The exercise had a this-is-a-recording tone, but the White House sent in the first economics team anyway: Treasury Secretary Henry Fowler, Budget Director Charles Schultze, Federal Reserve Chairman William McChesney Martin and Chairman Gardner Ackley of the Council of Economic Advisers. For two days, the witnesses piled statistic on projection to prove essentially two points: that without the tax increase inflation will grow ever more serious, and that the added revenue is sought not to finance new spending programs but to hold the federal deficit to a manageable figure.
Record Quarter. Ackley said that during the last two months of 1967 the economy had spurted ahead all too quickly. The rise in wholesale industrial prices, which was less than 1% in the first half of last year, went up to 2.5% in the second half, while the rate of consumer-price increase rose from 2.3% to 3.8%. Figures released later showed the consumer price index up 3.1% for 1967, the second highest annual increase in ten years. Unavoidable injections of extra dollars into the economy, such as higher federal pay scales and social security benefits, are virtually certain to boost consumer spending this year. Ackley predicted that the increase in the gross national product would set a new record in the current quarter, exceeding the $18.5 billion advance in the last quarter of 1965. And as domestic inflation worsens, it becomes ever more difficult to reduce the U.S. deficit in international payments and to relieve pressure on the dollar abroad.

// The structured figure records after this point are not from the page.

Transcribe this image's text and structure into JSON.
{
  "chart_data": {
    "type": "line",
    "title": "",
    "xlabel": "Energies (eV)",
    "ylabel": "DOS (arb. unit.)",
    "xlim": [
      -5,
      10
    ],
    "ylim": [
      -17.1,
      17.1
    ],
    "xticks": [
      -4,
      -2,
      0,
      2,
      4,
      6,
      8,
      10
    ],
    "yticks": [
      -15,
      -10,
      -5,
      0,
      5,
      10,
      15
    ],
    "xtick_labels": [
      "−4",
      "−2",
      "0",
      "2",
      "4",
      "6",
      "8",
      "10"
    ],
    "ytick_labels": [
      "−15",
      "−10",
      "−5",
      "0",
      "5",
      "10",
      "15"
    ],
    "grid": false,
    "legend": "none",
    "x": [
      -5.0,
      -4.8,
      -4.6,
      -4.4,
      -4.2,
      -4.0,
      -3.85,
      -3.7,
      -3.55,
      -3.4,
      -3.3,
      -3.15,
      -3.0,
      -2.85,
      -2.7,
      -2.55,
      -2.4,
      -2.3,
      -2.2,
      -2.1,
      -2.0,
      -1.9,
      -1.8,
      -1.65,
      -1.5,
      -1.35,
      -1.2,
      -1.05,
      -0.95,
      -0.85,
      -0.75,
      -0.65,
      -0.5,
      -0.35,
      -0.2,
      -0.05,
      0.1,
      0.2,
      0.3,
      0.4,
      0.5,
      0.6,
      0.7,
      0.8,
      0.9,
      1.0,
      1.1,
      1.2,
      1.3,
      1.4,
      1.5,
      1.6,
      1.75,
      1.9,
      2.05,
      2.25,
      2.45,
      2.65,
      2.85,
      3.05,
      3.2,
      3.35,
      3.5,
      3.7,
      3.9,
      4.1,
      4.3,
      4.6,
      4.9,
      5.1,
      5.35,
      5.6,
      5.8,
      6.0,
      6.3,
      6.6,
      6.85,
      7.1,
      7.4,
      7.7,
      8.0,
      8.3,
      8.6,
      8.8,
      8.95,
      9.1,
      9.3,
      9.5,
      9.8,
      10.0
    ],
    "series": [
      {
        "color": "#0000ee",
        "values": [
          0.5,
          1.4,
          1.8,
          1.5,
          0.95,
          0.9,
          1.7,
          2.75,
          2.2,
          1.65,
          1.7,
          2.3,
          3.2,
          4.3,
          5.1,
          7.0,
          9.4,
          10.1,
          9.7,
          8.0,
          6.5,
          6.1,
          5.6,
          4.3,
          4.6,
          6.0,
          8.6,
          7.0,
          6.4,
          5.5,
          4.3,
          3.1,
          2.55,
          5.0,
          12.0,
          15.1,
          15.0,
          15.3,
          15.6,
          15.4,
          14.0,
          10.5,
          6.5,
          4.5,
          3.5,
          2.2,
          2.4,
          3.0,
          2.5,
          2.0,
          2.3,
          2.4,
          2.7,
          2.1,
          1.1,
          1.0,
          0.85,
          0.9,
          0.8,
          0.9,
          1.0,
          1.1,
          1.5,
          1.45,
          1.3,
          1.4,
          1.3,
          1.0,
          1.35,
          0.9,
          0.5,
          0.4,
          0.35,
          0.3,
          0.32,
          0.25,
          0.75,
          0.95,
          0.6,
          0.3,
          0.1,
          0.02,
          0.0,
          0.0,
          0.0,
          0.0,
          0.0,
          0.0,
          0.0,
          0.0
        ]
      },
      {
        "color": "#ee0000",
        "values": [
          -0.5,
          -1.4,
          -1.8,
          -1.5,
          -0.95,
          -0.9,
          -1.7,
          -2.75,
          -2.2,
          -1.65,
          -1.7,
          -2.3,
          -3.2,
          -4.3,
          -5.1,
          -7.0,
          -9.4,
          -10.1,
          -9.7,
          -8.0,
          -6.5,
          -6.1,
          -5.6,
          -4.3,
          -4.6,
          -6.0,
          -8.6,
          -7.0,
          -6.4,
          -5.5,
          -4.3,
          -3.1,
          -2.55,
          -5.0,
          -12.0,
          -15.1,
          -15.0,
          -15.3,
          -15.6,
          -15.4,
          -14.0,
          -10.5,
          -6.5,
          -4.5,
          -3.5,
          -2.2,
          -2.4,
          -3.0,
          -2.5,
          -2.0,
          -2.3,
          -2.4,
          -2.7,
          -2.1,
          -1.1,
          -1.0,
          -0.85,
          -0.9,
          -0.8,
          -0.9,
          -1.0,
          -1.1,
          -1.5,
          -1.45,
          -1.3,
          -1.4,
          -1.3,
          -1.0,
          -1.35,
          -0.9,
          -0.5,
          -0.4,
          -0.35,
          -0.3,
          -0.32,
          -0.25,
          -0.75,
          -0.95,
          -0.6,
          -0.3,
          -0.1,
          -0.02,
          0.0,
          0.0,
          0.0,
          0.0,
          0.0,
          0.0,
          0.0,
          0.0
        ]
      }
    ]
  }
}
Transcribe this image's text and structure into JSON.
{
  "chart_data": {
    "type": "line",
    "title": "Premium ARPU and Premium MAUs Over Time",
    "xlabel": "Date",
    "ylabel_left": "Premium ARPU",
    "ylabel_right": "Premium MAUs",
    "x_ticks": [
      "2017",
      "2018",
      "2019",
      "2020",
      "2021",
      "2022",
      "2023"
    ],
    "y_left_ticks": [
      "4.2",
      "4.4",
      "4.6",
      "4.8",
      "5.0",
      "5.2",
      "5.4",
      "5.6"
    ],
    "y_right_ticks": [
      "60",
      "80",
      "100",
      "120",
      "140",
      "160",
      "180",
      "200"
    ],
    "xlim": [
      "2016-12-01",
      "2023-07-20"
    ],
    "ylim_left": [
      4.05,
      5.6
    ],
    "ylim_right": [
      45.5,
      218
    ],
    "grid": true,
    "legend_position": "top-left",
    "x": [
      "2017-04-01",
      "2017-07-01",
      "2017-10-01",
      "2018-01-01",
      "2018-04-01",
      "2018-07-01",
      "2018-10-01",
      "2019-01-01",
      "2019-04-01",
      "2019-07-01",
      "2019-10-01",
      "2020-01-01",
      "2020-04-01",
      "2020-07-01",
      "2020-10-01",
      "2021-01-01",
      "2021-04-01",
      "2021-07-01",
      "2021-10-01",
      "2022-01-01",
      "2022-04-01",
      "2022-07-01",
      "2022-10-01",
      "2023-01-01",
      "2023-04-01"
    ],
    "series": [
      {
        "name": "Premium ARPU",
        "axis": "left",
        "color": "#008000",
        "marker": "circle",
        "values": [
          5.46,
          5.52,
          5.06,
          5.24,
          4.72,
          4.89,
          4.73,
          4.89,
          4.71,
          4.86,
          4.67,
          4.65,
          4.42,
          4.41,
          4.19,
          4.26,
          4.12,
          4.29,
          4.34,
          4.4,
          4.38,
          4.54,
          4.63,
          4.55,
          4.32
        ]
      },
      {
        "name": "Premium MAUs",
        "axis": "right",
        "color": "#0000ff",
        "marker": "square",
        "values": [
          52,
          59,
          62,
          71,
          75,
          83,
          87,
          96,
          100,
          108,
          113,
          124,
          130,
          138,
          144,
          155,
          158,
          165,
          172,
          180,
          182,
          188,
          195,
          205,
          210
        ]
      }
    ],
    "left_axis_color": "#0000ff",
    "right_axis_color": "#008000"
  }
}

Schultze sought to show that the budget of $186.1 billion proposed for the fiscal year beginning July 1 (see box) was as tight as Lyndon Johnson claimed; that the $10.4 billion increase over this year results from military needs and extra expenditures required by law. It was here that Democrat Mills, with the full support of Ranking Republican John Byrnes, made his stand.
Austerity Psychology. "Let's get that pencil of yours a little sharper," Mills told Schultze. "I'm the attorney for the taxpayer in this case." The attorney in this case is also the court of last resort for the tax bill.
Mills did indicate sympathetic consideration for certain minor parts of the Administration's revenue requests --an acceleration of corporate tax payments and retention of telephone and automobile levies that were scheduled to decrease April 1--but even with these, the projected budget deficit for fiscal 1969 could be about $18 billion instead of the $8 billion targeted by the White House. After indicating these possible concessions, Mills announced that his committee would turn to other business when it reconvenes next week. He gave no hint whether or when the tax surcharge would be reconsidered. However, if mobilizing of military reserves becomes large-scale, its extra cost and the austerity psychology evoked could well build up pressure on Mills and the House generally to reverse field.